Neil Humphreys: Youth's the way to go for Neville's Valencia
Valencia's fledglings may be new coach's best bet
(Santi Mina 86)
(Luis Suarez 59)
La Liga's new superstar stood beside the Singaporean.
Both clad in black, the godfather in waiting and his new boss conjured one of the most surreal images of an already bizarre season.
Standing together and sticking with the solemn look, Gary Neville and Chan Lay Hoon watched their new alliance take shape yesterday morning (Singapore time).
Valencia's incoming coach and the club chairman stood high in the Mestalla as the unlikeliest football relationship in the European game got off to a promising start.
The 1-1 draw against Barcelona was the work of caretaker boss Salvador Gonzalez and assistant Phil Neville, but no one was in any doubt where Valencia's real power resided.
The man in black, standing at the back, his expression inscrutable aside from an occasional shake of the head, was the man of the moment.
The La Liga fixture became Neville Watch. Every incident or near miss was followed by a shot of the new manager, still only 40.
His reach extends beyond his grasp and Valencia's line-up already has the Neville fingerprints on it - whether they belong to Gary or Phil is a moot point.
There were echoes of Fergie's fledglings in Valencia's youthful performance, a belief in enterprise rather than experience for its own sake.
Both Nevilles proved Alan Hansen's quote wrong, going on to win just about everything as kids, and Valencia earned a resilient draw against the champions with a forward line barely out of puberty.
Rodrigo de Paul, 21, Paco Alcacer, 22, and Santi Mina, 19, led the line for the hosts, the latter two conjuring a fabulous equaliser in the dying minutes.
If the 86th-minute punt forward that led to the goal was hopeful, Alcacer's chested control and lay-off to Mina was delightful.
His ability to hold off both Gerard Pique and Javier Mascherano, neither of whom enjoyed their finest outing, before releasing the Spanish teenager defined the kind of No. 9 that once led United's line.
Valencia's 4-3-3, utilising the width of de Paul on the left and Mina and the energetic Danilo, only 19 himself, on the right, had more than a hint of the Class of 92 about it, a formation focused on speed and invention (ironically, the very qualities missing from United's recent performances).
Of course, it's important not to exaggerate Neville's influence, or even the coaching philosophy.
Valencia's youthful line-up was mostly picked out of necessity.
The Los Che were missing seven regulars and the 4-3-3 often morphed into a 4-2-3-1 with Alcacer left to plough a lone furrow as Valencia threw down two rows of defensive sandbags to halt the Catalan deluge.
The hosts were hanging on until Luis Suarez finally broke the deadlock in the 59th minute, when Aymen Adennour was spun like a carousel.
But the centre back was hardly in exclusive company.
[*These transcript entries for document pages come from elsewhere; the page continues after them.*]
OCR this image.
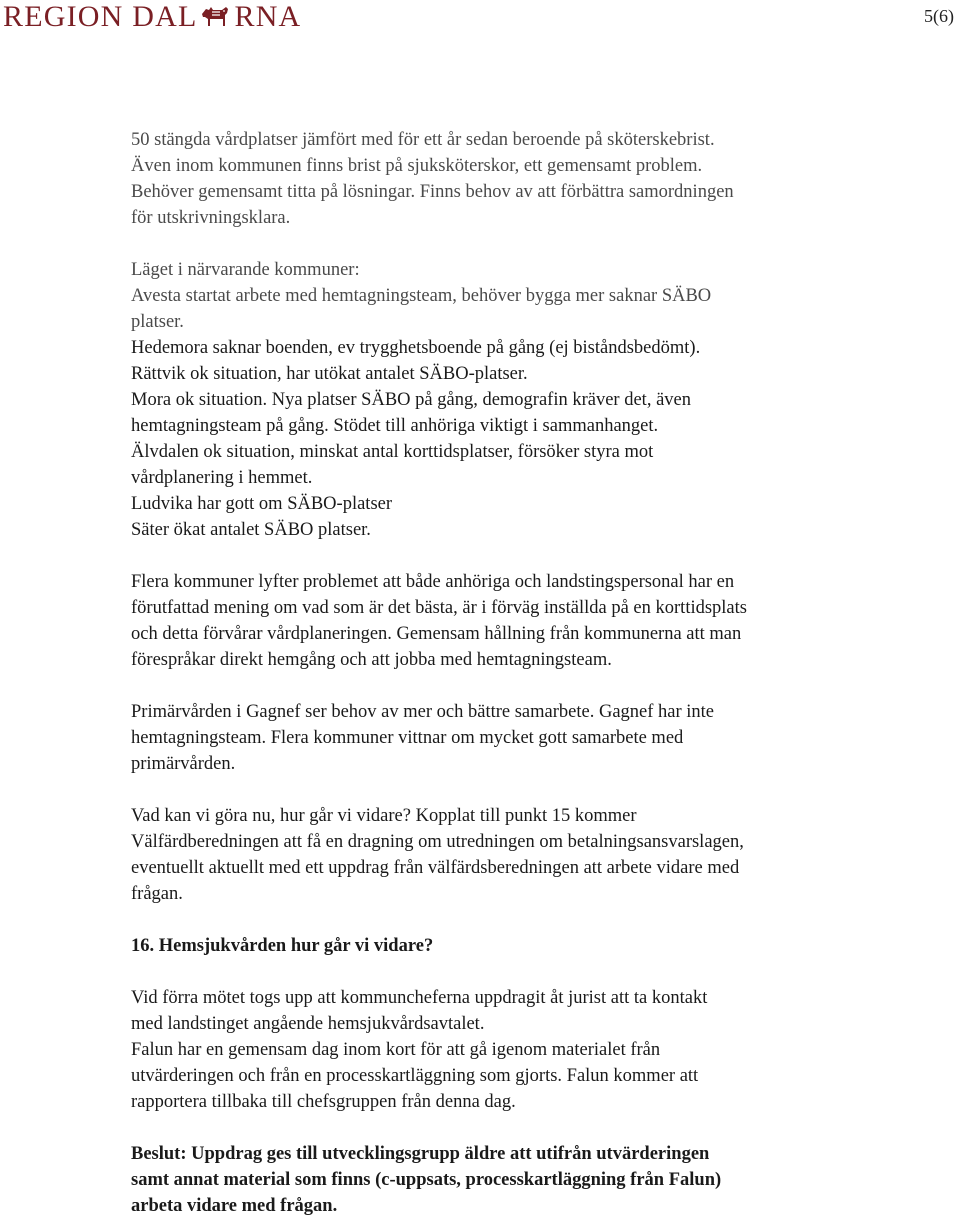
REGION DAL RNA	5(6)

50 stängda vårdplatser jämfört med för ett år sedan beroende på sköterskebrist.
Även inom kommunen finns brist på sjuksköterskor, ett gemensamt problem.
Behöver gemensamt titta på lösningar. Finns behov av att förbättra samordningen
för utskrivningsklara.

Läget i närvarande kommuner:
Avesta startat arbete med hemtagningsteam, behöver bygga mer saknar SÄBO
platser.

Hedemora saknar boenden, ev trygghetsboende på gång (ej biståndsbedömt).
Rättvik ok situation, har utökat antalet SÄBO-platser.
Mora ok situation. Nya platser SÄBO på gång, demografin kräver det, även
hemtagningsteam på gång. Stödet till anhöriga viktigt i sammanhanget.
Älvdalen ok situation, minskat antal korttidsplatser, försöker styra mot
vårdplanering i hemmet.
Ludvika har gott om SÄBO-platser
Säter ökat antalet SÄBO platser.

Flera kommuner lyfter problemet att både anhöriga och landstingspersonal har en
förutfattad mening om vad som är det bästa, är i förväg inställda på en korttidsplats
och detta förvårar vårdplaneringen. Gemensam hållning från kommunerna att man
förespråkar direkt hemgång och att jobba med hemtagningsteam.

Primärvården i Gagnef ser behov av mer och bättre samarbete. Gagnef har inte
hemtagningsteam. Flera kommuner vittnar om mycket gott samarbete med
primärvården.

Vad kan vi göra nu, hur går vi vidare? Kopplat till punkt 15 kommer
Välfärdberedningen att få en dragning om utredningen om betalningsansvarslagen,
eventuellt aktuellt med ett uppdrag från välfärdsberedningen att arbete vidare med
frågan.

16. Hemsjukvården hur går vi vidare?

Vid förra mötet togs upp att kommuncheferna uppdragit åt jurist att ta kontakt
med landstinget angående hemsjukvårdsavtalet.
Falun har en gemensam dag inom kort för att gå igenom materialet från
utvärderingen och från en processkartläggning som gjorts. Falun kommer att
rapportera tillbaka till chefsgruppen från denna dag.

Beslut: Uppdrag ges till utvecklingsgrupp äldre att utifrån utvärderingen
samt annat material som finns (c-uppsats, processkartläggning från Falun)
arbeta vidare med frågan.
Like a gangster in a mafia movie, every defender takes a beating from Suarez at some point.
In truth, it was the small incidents that were telling, the little things that give an indication of how Neville intends to raise Peter Lim's Spanish baby.
On a couple of occasions, the man in black's face betrayed him.
When Danilo, the teenage Brazilian, made a fool of Sergio Busquets, a Kodak picture moment in itself, a smile almost escaped Neville's lips.
He was raised on risk-taking under Ferguson, a fullback who frequently charged 80 metres down the right flank on the off-chance that David Beckham might lay the ball off.
Beckham rarely did. He crossed better. Both men knew it. But that never stopped Neville vacating his post and taking educated, calculated risks.
Neville doesn't believe it's possible to win without honest enterprise.
The energetic industry of de Paul, Alcacer and Mina across the front line offered a glimpse of Valencia's direction.
So did a rueful shake of the head. It only happened once, but it was enough.
In the first half, Enzo Perez dashed into the box to meet a cross and chucked himself to the floor after a non-challenge from Pique.
Neville started to shake his head, but then checked himself, perhaps remembering the omnipresent cameras.
Perez's dive was the act of a cynical veteran.
The 29-year-old was later substituted, replaced by Zakaria Bakkali. The 19-year-old Belgian spearheaded the late recovery.
Valencia had picked up a precious point with precocious talents.
Up in the stands, the superstar and his Singaporean boss could reflect on a satisfactory evening.
Valencia remain a work in progress. But, at the very least, the kids are all right.